I’ve recently stumbled across two veritable smorgasbords of video content from events covered right here on ScienceLife. The first, the Darwin/Chicago conference that took place last October, had already yielded some video lecture bounty, but I’m pleased to report that the rest of the conference (with the exception of the opening night’s session) has been posted on the official website. I highly recommend:
Peter & Rosemary Grant – Whose accents are as delightful as their Galapagos Islands research, made famous by Jonathan Weiner’s The Beak of the Finch.
Eric Lander – The first author on the Nature paper that published the human genome and now a prominent scientific advisor to President Obama, Lander bridged Darwin and early genetics with our modern genomic era, while offering a primer on what can reasonably be expected from personalized medicine.
Richard Burkhardt – Darwin is known as the father of evolutionary biology, but the University of Illinois’ Burkhardt gave a convincing argument that he was also instrumental in establishing the field of animal behavior and behavioral ecology.
Eugenie Scott – The cultural/historical half of the conference was equally fascinating, including this talk by the executive director of the National Center for Science Education debunking Darwin myths (including his “deathbed confession”) propagated by creationists.
Michael Ruse – The funniest talk at a Darwin conference may sound like a backhanded compliment, but Ruse’s irreverent refutation of 2009’s trend of “Darwin was Wrong” articles is full of chuckles, while making a convincing argument for Darwin as skilled aggregator and communicator.
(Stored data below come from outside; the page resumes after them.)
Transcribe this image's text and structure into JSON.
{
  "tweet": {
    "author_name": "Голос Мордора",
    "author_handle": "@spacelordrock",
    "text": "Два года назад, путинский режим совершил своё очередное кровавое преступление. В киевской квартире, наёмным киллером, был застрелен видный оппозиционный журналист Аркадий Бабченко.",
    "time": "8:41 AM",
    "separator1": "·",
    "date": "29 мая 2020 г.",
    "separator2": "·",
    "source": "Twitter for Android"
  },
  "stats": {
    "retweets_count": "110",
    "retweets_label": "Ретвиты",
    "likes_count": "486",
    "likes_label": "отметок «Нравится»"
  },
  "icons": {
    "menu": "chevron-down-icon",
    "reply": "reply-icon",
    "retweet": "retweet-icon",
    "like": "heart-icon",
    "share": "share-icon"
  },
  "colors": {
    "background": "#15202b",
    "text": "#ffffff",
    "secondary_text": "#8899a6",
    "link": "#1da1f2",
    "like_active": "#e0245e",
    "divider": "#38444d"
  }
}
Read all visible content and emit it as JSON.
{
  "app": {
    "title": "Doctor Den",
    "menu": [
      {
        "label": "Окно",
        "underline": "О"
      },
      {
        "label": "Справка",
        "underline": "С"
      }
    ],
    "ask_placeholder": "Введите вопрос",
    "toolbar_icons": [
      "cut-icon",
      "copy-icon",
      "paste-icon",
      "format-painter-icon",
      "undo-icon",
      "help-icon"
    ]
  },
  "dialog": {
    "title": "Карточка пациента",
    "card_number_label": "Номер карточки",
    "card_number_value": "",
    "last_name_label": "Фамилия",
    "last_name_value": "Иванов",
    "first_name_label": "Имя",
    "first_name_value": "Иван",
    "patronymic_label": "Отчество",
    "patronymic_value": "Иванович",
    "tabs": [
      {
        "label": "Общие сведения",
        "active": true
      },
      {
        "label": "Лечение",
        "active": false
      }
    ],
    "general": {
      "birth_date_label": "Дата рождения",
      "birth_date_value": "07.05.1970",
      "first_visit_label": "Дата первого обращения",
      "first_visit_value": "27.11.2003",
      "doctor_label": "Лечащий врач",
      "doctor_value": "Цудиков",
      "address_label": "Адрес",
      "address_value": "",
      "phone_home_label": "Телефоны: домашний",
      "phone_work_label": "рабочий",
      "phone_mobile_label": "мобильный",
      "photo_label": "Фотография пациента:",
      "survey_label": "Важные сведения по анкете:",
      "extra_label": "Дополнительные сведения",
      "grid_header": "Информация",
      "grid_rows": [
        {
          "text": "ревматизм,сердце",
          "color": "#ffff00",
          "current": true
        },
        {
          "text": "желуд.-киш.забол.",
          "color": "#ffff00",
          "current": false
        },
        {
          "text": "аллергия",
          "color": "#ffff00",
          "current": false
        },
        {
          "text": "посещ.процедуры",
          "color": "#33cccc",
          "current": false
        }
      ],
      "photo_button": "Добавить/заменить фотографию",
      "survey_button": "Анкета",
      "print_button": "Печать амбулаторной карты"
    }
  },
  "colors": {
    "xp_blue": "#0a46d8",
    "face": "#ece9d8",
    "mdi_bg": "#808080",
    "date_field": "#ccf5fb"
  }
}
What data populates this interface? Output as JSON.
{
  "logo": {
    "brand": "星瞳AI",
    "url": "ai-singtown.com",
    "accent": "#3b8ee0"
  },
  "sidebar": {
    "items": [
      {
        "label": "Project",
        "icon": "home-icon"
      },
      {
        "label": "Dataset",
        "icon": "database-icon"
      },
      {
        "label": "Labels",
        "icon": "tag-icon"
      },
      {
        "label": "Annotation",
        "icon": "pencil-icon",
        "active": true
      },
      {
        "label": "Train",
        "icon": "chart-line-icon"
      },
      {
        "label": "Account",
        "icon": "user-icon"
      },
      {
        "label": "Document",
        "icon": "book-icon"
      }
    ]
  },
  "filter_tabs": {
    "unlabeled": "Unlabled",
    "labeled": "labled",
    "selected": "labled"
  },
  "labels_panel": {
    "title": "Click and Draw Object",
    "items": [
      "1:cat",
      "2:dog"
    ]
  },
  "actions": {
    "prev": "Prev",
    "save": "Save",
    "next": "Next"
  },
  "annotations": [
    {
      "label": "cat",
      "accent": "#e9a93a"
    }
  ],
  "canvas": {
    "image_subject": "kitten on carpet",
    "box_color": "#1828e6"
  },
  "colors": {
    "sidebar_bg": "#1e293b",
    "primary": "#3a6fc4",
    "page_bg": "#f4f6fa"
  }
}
Hopi Hoekstra – Where many of the weekend’s lectures took the 30,000-foot view of Darwin and evolutionary biology, Harvard’s Hoekstra presented an elegant case study of evolution in motion with her field study of beach mice and coat color.
There’s also a long list of one-on-one interviews with the conference participants that I haven’t waded into yet.
The second treasure trove of science videos, linked in passing yesterday, is the library of lectures from last year’s MacLean Center for Clinical Medical Ethics seminar series. Some of the most interesting conversations in science and medicine take place over ethical questions, an assertion this series proved again and again. On the blog, we covered transplant ethics in China, the disclosure of HIV test results in India, relief efforts in Indonesia and Haiti, the bright side of spiraling health care costs, the involvement of doctors in Guantanamo Bay interrogations, and the general challenges of global health programs at American medical centers.
Now, you can go beyond our analysis with videos of the actual lectures, made available by the University of Chicago’s Global Health Initiative. Despite the lure of free lunch, I couldn’t make it to all the lectures, so I look forward to catching up in advance of this year’s series starting next month (pdf schedule).